Initially it was part of the string of stories Christian and I wrote at the beginning of the year in the hopes that we would have enough by an unspecified date and put together a collection. It wasn’t specifically going to be part of the collection, but everything we were writing at the time had that possibility. At about the half way point, I was actually eager for it to go in the collection. It needed a lot of editing and some heavy rewrites, but I liked how the idea was coming together. Davis was easy to write and was performing well as the straight man. The flashlight was quirky and hinted at something bigger going on. The atmosphere was foreboding and tense. Then something stupid happened that completely eliminated the possibility of the story going anywhere other than Adventure Worlds. Davis passed Fresh Chopper. Not just any Fresh Chopper, the same scarred and wrecked building that Christian introduced in Ten Thousand Dales. I don’t know why it happened, but I know that the Fresh Choppers in Christian’s story is based off of the place where he actually worked and that’s where Davis and the Flashlight were heading in my story.
Most of our stories (I think I can say for all of Adventure Worlds) take place in the fictional version of our home town (and the surrounding area). Sure, there are stories set in space, and the past, but if anyone is in a city or county, it’s probably Windsor, Ontario. There isn’t any specific agenda involved, it’s just where we are and what we know. The world in Don’t Pick Things Up, is a future version of Ten Thousand Dales’ and the connection was made. After that, there was no going back. The antagonist(s) were the mini Dales and the story had to be part of Adventure Worlds. I know there was no rule or law dictating that, but it was too good a happenstance to pass up. Christian had a good following for his story and the enemy in my story didn’t need any explanation or description if the connection was made. It wouldn’t have worked out better if we’d planned it.
In my first draft of the story, I took the time to introduce all the other security guards. They had names, personalities, and backgrounds (easily 500 words). It was terrible. Not the writing (I hope) but the whole concept. It’s a short story about a guy and his talking flashlight, not a group of security guards, so they had to go. Instead, they became a group of nameless trainees who we only see twice in the story. In a short story, there is only time to introduce a couple main characters, I’d forgotten that. Once they were trimmed down, the story really started to move. I separated Davis as quickly as I could and got to the meat and potatoes, the talking flashlight who may or may not be an inter-dimensional traveler/myriad of objects/prince.
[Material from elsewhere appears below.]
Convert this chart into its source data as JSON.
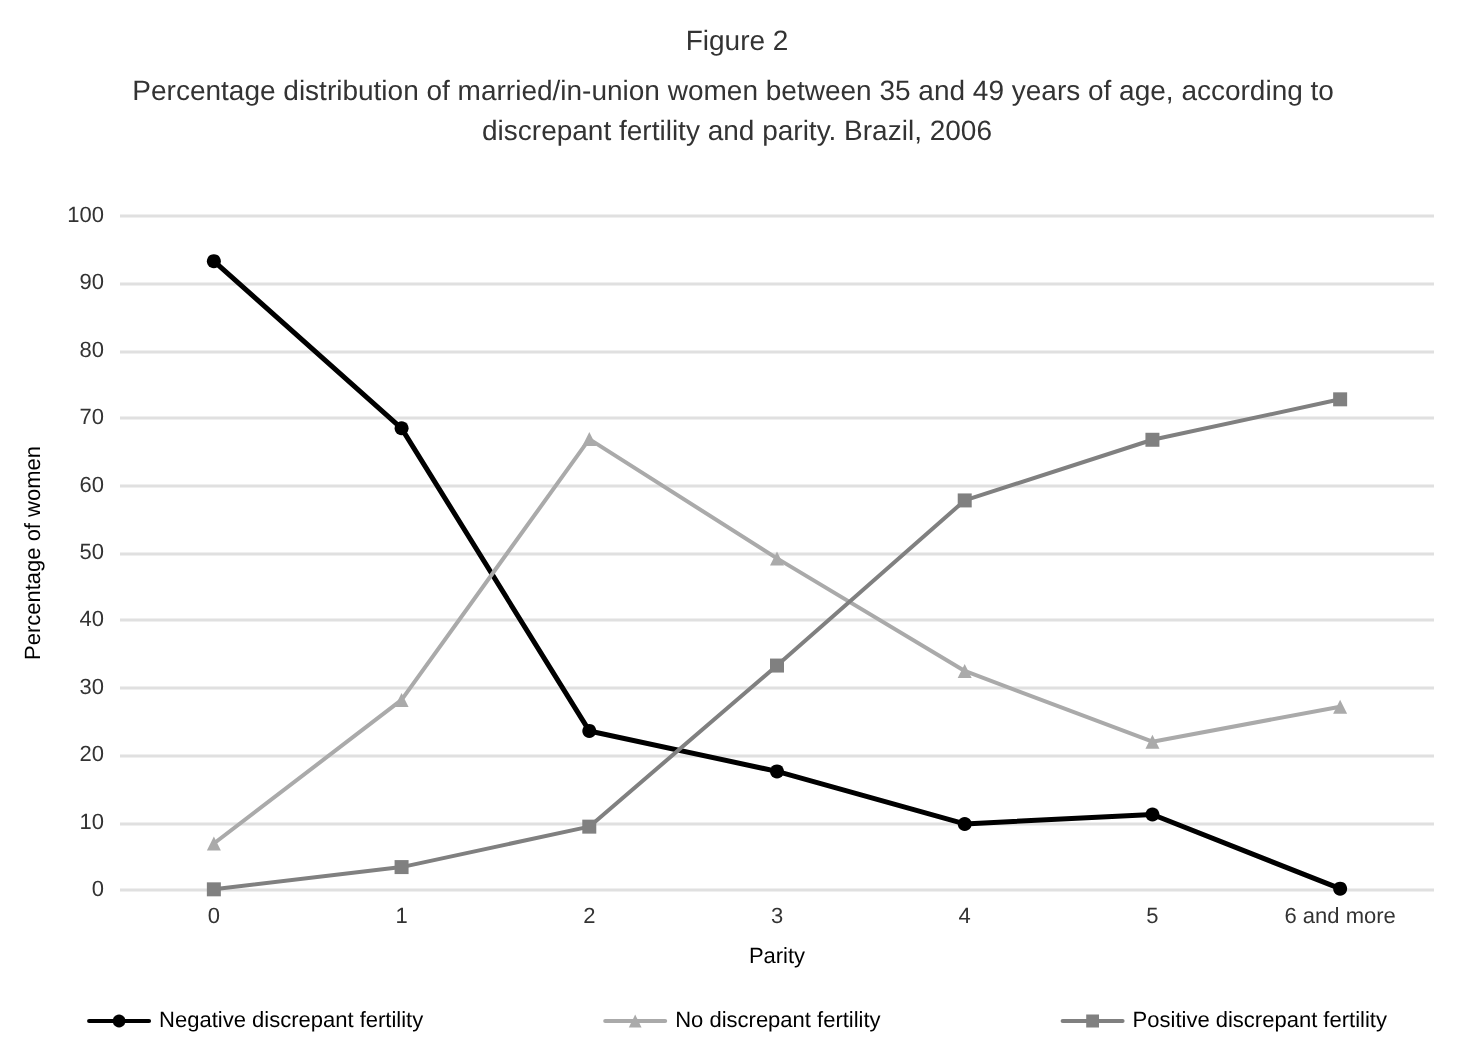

Way back in the initial concept, the flashlight was a gun. The whole idea was a security guard who found a talking gun. The dimensional stuff came out of that. Even at that point, the story was way different. The guards were trained professionals and the scope of the zones was much more massive, darker, and filled with conspiracy. While all that is interesting, it’s way too big for a short story. Plus, the idea of a talking gun has been done (a lot) and it felt too aggressive. I didn’t want to have it be all about a violence hating gun, or to have it specifically be against violence in the first place. So it became a more reasonable item of a more generic security guard and the tone changed completely.
I like to think that it ended up being a bit funny and a bit creepy. The dichotomy between the boring security guard and the verbose flashlight, mixed with the possibilities from the multitude of possible dimensions was really fun to write. The story became much smaller than I had initially intended, but I’m still happy with the end result – though the division of parts leaves a lot to be desired.